Tuesday, July 10, 2012

breakup

breaking up always sux dik, obviously there's good one's and bad one's but it still always sux. especially if it's been a substantially long relationship, in this case, it was about 1 year and 7 months. obviously it takes two to tango and both parties are accountable for a breakup. but i would say in this case, i was probably the idiot that drove her away.

i suppose it was bound to be. in the last six months i have been so caught up in my own life, needs, wants, and desires, that i completely shut out this person in my life. i thought that just as long as i was working hard and striving for success, she would understand. she would be able to forget the little things that i would forget. she would forget the the mean words i would sometimes snap to her. she would forget how horribly callous i had become.

it is my own fault. i must accept blame for this fall, because there is no one else that was wrong. it is a tough pill to swallow. and right now really i'm just wallowing in my own misery. i try to take up work to fill the day, but every waking moment is haunted with her image and how i lost her.

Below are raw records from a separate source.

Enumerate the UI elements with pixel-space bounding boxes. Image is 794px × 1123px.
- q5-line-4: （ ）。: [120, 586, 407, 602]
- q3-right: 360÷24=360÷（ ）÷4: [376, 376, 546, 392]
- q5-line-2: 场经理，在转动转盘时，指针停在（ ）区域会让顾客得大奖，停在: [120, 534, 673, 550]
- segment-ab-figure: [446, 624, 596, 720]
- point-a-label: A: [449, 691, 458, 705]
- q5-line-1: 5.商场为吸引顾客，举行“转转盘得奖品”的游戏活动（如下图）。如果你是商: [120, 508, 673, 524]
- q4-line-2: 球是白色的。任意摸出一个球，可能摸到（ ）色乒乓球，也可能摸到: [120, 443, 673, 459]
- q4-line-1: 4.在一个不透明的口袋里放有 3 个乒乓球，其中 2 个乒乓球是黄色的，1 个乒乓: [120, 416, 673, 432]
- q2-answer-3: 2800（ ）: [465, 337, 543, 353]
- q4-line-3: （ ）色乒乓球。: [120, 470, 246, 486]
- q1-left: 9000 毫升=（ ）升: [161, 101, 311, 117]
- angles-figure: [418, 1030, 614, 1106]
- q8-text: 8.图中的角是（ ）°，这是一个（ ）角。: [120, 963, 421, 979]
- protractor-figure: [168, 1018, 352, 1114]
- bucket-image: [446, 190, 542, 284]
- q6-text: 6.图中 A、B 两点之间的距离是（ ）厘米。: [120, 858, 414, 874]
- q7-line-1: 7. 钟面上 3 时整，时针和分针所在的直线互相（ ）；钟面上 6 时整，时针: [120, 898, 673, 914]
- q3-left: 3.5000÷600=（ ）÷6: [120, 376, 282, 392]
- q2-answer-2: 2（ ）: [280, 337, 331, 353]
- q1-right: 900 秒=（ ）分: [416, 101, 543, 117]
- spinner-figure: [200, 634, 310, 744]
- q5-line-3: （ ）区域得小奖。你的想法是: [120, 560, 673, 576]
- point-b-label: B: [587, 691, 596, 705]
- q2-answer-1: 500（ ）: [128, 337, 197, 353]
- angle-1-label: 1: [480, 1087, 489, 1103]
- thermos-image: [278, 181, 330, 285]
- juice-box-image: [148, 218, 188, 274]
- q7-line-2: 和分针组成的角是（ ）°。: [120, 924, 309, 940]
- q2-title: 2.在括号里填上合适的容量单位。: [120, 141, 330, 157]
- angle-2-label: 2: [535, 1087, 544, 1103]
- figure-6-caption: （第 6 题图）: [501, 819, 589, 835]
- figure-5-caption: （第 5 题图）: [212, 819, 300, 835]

if i were a little more dramatic i would probably have shot myself or at least started cutting by now. but sometimes i feel like the pain is good. like a crazy violent thunderstorm that cleanses the earth.

i want to scream, shout, cry, and bang my fists on the wall until my knuckles are broken and bleeding. but it won't help at all. i'll be stuck at the same goddamn place with no one to blame but myself.

maybe i am just meant to be alone for the rest of my life. i cannot seem to let anyone close and if anyone does, i immediately shut them out. before she left she told me she loved me and that she didn't want to go, but that she had to. to save herself and what little left she had of happiness.

i've been really out of sorts for the last few days and i wish that she would just come back, but i suppose that's just the boy in me pouting and throwing temper tantrums.

alas, it's just life. sometimes things fucking suck and i just want to destroy everything. fuck me.